When buying garlic, look for firm heads. It doesn’t matter if they are large or small (a head has about 10-15 cloves), just be sure there isn’t any black powdery-looking patches under the skin. That is a type of mold so pass it up and be sure to store the rest of your garlic in a dry cool place. As garlic ages, it produces a green sprout; just cut it out before you use the garlic because these can be bitter tasting.
You can buy garlic already chopped that is sold in jars but I prefer fresh. One thing to remember when chopping garlic – the more finely it’s chopped, the more pungent it will be.

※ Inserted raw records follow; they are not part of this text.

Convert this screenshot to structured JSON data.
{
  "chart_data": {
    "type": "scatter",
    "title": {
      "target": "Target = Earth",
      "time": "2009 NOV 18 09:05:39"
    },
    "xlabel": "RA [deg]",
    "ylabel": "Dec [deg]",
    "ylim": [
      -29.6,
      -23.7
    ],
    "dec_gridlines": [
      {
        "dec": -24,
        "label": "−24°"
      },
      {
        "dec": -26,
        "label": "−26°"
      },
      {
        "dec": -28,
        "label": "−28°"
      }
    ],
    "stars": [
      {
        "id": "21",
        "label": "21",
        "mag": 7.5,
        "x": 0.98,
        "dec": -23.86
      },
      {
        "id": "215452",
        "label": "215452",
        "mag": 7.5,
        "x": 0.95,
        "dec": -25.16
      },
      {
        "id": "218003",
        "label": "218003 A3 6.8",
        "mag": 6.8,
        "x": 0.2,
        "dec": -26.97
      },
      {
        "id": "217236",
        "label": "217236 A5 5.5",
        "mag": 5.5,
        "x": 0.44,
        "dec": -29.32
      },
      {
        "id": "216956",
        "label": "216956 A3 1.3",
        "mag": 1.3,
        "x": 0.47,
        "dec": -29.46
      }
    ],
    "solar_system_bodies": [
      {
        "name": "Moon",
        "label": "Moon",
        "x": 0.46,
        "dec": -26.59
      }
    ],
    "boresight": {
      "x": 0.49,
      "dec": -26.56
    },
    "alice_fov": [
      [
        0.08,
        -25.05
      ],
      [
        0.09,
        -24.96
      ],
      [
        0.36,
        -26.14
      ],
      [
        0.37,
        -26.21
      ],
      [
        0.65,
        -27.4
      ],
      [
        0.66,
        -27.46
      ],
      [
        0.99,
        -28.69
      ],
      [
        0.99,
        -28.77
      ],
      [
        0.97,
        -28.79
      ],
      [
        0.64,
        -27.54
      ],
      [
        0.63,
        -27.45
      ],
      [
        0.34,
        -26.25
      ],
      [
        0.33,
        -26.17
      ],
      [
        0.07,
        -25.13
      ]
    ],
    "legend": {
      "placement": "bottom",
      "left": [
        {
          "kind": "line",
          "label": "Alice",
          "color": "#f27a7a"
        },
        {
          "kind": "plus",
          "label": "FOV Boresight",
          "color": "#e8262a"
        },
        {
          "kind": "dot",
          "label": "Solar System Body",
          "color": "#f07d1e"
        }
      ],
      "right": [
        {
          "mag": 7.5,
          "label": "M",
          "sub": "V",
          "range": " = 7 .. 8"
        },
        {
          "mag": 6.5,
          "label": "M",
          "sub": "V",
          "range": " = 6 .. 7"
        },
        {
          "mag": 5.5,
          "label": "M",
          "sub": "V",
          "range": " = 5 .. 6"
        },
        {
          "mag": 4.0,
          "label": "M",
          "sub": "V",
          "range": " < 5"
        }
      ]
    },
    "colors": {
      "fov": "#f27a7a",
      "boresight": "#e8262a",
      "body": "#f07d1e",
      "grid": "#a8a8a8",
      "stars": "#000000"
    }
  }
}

But again, cooking it will mellow the flavor.
Do you like garlic?
Roasted Garlic Soup
When I was in Atlanta several years ago on business, the company took us to dinner where I had my first taste of roasted garlic soup.
I wasn't able to find the exact recipe I wanted but this is a modified recipe from the February 1999 issue of Bon Appétit that was posted on epicurious.com. My husband isn’t particularly fond of garlic (must be the Scottish in him!) but he and our sons loved this roasted garlic soup. I hope you enjoy it as well.
- 3 large heads of garlic,, peeled; set aside 8 cloves
- 2 T olive oil
- 2 T butter
- 2-1/4 cups sliced onions,, divided
- 1-1/2 tsp. fresh thyme,, chopped
- 3-1/2 cups chicken stock
- 1/2 cup whipping cream
- 1/2 cup finely grated Parmesan cheese
- 4 lemon wedges
- Preheat oven to 350 degrees.
- Coat half the sliced onions and 28 cloves of garlic with the 2 T of olive oil. Spread them in a thick layer on a foil covered baking sheet, seal with another layer of foil and roast for about 30 minutes. Transfer them to a small bowl.
- Melt butter in large heavy saucepan or Dutch oven over medium-high heat. Add the other half of the uncooked sliced onions and sauté them until they are translucent, about 6 minutes.
- Add roasted garlic and roasted onion slices as well as the 8 cloves of uncooked garlic. Cook 3 minutes.
- Add chicken stock and thyme. Cover and simmer until garlic is very tender, about 20 minutes.
- Season with salt and pepper. Divide grated cheese among 4 bowls and ladle soup over it. Squeeze juice of 1 lemon wedge into each bowl and serve.
- This can be prepared 1 day ahead. Cover and refrigerate. Rewarm over medium heat, stirring occasionally.